En 1980, le quotidien Libération (celui fondé en 1973) consacre au récit de la nuit d’octobre sa pleine « une » et un dossier fourni (sous la plume de Jean-Louis Péninou) contribuant considérablement à faire découvrir le drame à une nouvelle génération qui en ignorait généralement l’existence. Il est suivi par de nombreuses autres publications dont celle, en 1991 du livre de Jean-Luc Einaudi (« La bataille de Paris », op. cit.). Ce dernier témoignera en 1997 dans le procès de Maurice Papon. Si celui-ci se tient pour des faits sans rapports (sa complicité dans la déportation de juifs sous l’occupation), il permet d’évoquer de façon connexe mais largement médiatisée l’action du Préfet de Police de 1961.

Le gouvernement socialiste de Lionel Jospin fait alors réaliser deux rapports officiels, le premier par le conseiller d’État Dieudonné Mandelkern, le second par le haut magistrat Jean Géronimi. L’un et l’autre arrivant cependant (comme plus tôt l’historien indépendant Brunet, op. cit.) à des conclusions accablantes mais quantitativement très inférieures aux « centaines de victimes » qui prévalent désormais dans les cercles militants et régulièrement reprises dans la presse, ils sont largement ignorés ou dénoncés comme négationnistes.
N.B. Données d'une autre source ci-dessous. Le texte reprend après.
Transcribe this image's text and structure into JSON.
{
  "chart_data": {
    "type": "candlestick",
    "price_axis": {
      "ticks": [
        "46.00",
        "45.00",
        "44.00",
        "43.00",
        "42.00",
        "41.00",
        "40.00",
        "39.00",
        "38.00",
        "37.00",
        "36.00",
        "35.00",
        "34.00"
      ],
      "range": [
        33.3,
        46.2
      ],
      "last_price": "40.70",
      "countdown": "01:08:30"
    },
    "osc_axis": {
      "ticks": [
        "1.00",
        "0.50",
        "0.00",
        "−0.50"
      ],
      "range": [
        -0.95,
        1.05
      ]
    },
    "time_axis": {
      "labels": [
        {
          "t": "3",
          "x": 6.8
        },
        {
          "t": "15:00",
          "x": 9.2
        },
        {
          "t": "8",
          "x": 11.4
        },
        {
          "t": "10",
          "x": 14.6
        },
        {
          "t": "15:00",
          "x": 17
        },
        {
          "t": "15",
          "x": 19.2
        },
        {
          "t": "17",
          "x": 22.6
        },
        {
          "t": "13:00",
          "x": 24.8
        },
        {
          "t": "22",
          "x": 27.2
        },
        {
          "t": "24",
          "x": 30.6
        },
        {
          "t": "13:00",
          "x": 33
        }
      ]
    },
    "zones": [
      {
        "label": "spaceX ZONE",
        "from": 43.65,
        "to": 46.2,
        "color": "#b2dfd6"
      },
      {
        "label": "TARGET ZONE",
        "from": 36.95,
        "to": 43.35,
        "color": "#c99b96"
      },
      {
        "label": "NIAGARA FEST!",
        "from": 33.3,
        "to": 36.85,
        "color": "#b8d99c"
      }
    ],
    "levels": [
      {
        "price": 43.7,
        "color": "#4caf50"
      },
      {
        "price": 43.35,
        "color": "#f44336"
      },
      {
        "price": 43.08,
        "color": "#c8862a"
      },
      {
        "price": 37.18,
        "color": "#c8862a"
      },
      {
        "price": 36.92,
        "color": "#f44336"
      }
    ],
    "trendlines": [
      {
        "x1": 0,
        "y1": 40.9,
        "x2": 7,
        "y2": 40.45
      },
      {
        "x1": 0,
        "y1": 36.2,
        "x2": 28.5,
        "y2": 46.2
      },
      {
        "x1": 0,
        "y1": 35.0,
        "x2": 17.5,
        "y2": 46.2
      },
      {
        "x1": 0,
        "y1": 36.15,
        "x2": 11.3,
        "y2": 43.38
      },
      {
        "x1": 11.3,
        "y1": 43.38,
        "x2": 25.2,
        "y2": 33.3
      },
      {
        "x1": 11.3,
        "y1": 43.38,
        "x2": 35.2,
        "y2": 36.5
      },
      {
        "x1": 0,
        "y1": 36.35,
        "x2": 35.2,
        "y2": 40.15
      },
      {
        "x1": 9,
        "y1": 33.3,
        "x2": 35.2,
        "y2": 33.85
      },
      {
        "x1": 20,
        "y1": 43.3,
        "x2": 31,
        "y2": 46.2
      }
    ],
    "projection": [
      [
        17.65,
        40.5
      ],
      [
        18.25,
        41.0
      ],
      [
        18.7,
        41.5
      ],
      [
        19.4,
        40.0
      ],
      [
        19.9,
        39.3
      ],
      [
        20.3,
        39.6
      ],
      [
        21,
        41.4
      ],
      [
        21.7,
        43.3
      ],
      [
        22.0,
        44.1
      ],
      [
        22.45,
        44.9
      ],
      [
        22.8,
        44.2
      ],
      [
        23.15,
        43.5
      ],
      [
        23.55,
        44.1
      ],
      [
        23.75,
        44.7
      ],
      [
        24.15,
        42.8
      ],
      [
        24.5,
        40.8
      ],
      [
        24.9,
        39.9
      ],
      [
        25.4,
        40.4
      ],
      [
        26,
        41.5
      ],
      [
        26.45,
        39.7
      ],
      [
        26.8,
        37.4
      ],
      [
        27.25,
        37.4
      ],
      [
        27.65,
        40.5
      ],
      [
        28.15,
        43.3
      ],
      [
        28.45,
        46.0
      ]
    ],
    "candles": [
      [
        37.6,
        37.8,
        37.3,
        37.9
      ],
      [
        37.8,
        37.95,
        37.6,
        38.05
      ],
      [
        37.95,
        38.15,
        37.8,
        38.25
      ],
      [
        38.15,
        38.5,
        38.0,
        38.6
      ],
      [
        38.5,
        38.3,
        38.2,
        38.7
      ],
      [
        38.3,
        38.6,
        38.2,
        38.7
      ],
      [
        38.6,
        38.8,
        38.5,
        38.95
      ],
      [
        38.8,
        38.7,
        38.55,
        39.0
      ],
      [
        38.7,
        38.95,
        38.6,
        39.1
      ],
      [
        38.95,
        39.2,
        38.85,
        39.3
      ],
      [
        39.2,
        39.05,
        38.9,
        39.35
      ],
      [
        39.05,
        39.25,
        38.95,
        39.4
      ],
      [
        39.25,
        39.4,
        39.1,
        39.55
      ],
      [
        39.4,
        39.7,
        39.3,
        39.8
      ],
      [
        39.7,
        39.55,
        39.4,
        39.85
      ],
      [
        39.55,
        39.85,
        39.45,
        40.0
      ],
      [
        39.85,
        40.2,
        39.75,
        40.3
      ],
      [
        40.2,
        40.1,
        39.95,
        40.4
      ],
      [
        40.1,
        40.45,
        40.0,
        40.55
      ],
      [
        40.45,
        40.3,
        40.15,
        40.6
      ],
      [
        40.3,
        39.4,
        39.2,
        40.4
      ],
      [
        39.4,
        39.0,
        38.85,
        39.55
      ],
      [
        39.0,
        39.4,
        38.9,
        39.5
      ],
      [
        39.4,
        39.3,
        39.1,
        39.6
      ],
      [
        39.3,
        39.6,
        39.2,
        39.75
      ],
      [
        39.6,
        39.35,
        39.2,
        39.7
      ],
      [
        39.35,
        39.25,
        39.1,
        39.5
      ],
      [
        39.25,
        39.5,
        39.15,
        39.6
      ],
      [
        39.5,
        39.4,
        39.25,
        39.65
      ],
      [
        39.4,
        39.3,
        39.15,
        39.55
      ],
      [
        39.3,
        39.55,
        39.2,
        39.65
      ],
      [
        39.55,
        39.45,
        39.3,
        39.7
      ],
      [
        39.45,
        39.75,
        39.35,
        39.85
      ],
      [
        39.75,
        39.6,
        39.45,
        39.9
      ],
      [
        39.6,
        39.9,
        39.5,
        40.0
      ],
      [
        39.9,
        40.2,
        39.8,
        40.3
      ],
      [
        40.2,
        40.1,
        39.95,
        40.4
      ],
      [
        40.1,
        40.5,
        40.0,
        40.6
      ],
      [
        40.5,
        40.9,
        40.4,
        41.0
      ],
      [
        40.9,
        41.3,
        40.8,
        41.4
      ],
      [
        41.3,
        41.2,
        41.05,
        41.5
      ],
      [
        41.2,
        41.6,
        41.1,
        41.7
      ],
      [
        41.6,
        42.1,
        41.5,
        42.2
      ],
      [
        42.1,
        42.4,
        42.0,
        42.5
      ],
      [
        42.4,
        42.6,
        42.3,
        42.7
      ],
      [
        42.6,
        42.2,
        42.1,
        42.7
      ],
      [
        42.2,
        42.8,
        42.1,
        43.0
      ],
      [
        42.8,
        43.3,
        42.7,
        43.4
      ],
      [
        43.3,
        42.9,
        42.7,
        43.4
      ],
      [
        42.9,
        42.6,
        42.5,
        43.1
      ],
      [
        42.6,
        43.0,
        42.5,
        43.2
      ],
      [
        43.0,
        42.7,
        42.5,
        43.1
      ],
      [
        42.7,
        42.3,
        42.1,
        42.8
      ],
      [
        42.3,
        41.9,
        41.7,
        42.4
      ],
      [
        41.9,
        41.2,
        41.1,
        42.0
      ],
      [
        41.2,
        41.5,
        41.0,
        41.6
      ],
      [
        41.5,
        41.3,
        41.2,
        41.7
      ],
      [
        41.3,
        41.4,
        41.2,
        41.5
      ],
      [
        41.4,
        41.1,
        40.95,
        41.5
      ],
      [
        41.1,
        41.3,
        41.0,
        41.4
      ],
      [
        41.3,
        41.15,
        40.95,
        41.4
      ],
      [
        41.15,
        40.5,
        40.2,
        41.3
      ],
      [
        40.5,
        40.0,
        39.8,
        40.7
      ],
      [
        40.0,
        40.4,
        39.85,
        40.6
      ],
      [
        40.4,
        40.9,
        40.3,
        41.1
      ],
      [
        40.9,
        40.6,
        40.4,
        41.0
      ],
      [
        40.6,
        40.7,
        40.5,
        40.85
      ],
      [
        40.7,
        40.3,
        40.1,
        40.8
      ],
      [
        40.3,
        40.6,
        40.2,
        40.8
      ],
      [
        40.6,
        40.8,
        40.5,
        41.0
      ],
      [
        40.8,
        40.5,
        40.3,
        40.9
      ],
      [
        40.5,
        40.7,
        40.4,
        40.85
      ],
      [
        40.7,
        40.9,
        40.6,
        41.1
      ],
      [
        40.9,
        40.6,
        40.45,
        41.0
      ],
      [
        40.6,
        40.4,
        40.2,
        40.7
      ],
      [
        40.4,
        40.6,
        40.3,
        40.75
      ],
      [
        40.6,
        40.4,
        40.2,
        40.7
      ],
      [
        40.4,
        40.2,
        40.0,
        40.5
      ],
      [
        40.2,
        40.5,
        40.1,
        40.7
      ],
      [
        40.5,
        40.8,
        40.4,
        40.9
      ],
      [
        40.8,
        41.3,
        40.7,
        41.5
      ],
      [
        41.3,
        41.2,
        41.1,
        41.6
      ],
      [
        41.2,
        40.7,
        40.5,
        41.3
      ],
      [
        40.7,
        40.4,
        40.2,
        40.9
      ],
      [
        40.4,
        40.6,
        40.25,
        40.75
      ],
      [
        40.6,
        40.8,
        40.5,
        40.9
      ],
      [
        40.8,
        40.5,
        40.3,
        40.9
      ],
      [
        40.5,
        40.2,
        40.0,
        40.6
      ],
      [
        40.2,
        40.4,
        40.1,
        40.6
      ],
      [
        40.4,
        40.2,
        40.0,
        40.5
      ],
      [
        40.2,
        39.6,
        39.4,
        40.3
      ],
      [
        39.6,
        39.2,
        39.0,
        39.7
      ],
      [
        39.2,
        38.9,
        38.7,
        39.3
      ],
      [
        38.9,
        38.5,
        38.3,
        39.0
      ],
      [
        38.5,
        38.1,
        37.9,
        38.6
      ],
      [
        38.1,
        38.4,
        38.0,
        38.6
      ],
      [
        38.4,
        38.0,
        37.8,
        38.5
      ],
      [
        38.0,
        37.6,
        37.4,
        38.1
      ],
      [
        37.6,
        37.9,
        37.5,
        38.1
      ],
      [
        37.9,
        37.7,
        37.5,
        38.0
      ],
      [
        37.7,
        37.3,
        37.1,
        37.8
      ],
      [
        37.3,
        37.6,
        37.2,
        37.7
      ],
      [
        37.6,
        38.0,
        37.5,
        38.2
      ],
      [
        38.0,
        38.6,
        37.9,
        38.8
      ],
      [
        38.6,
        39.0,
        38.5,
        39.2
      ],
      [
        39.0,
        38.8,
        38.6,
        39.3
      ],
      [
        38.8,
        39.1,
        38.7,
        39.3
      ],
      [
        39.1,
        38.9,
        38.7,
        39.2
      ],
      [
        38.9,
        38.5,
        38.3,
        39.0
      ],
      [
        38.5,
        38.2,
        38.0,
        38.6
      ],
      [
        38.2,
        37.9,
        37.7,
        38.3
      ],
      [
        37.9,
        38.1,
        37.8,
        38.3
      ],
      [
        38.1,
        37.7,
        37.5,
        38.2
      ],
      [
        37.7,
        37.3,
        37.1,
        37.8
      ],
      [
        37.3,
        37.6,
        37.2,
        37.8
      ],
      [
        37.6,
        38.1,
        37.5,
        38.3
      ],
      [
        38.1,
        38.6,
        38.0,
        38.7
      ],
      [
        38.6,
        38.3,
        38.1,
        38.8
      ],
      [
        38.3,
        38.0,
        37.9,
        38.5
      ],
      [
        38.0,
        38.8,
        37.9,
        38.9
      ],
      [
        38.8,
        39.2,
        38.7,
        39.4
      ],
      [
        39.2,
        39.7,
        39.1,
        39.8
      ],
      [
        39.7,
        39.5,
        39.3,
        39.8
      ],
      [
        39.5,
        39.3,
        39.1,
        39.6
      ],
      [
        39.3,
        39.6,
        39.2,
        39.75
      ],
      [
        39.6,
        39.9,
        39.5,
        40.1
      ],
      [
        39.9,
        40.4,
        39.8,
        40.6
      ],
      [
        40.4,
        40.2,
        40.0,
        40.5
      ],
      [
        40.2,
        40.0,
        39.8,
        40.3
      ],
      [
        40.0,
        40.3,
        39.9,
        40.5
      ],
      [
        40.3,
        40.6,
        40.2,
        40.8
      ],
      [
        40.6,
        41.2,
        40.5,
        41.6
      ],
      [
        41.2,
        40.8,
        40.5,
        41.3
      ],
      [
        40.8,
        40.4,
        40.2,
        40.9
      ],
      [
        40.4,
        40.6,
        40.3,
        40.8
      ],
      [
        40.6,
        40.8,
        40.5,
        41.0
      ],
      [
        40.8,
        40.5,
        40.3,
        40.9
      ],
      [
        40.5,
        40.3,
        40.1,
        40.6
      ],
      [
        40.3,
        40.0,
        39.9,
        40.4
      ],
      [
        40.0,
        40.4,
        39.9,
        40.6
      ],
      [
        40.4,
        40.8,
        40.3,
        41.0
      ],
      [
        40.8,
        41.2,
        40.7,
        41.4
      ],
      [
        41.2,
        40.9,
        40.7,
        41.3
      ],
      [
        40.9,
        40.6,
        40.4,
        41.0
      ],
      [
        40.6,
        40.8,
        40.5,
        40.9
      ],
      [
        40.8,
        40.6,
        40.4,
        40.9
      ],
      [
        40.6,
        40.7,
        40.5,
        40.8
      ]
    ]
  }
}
Pour les associations ou personnalités défendant la mémoire des victimes, le sentiment d’injustice et de non-reconnaissance demeure donc le plus souvent intact. Il est accru par le fait que l’État français, indépendamment de la controverse sur son ampleur, ne s’est jamais solennellement prononcé sur ce crime avéré. Seule une plaque, posée par la Mairie de Paris et fleurie chaque année vient rappeler leur mémoire. Elle se trouve sur le quai Saint Michel, face à la Seine.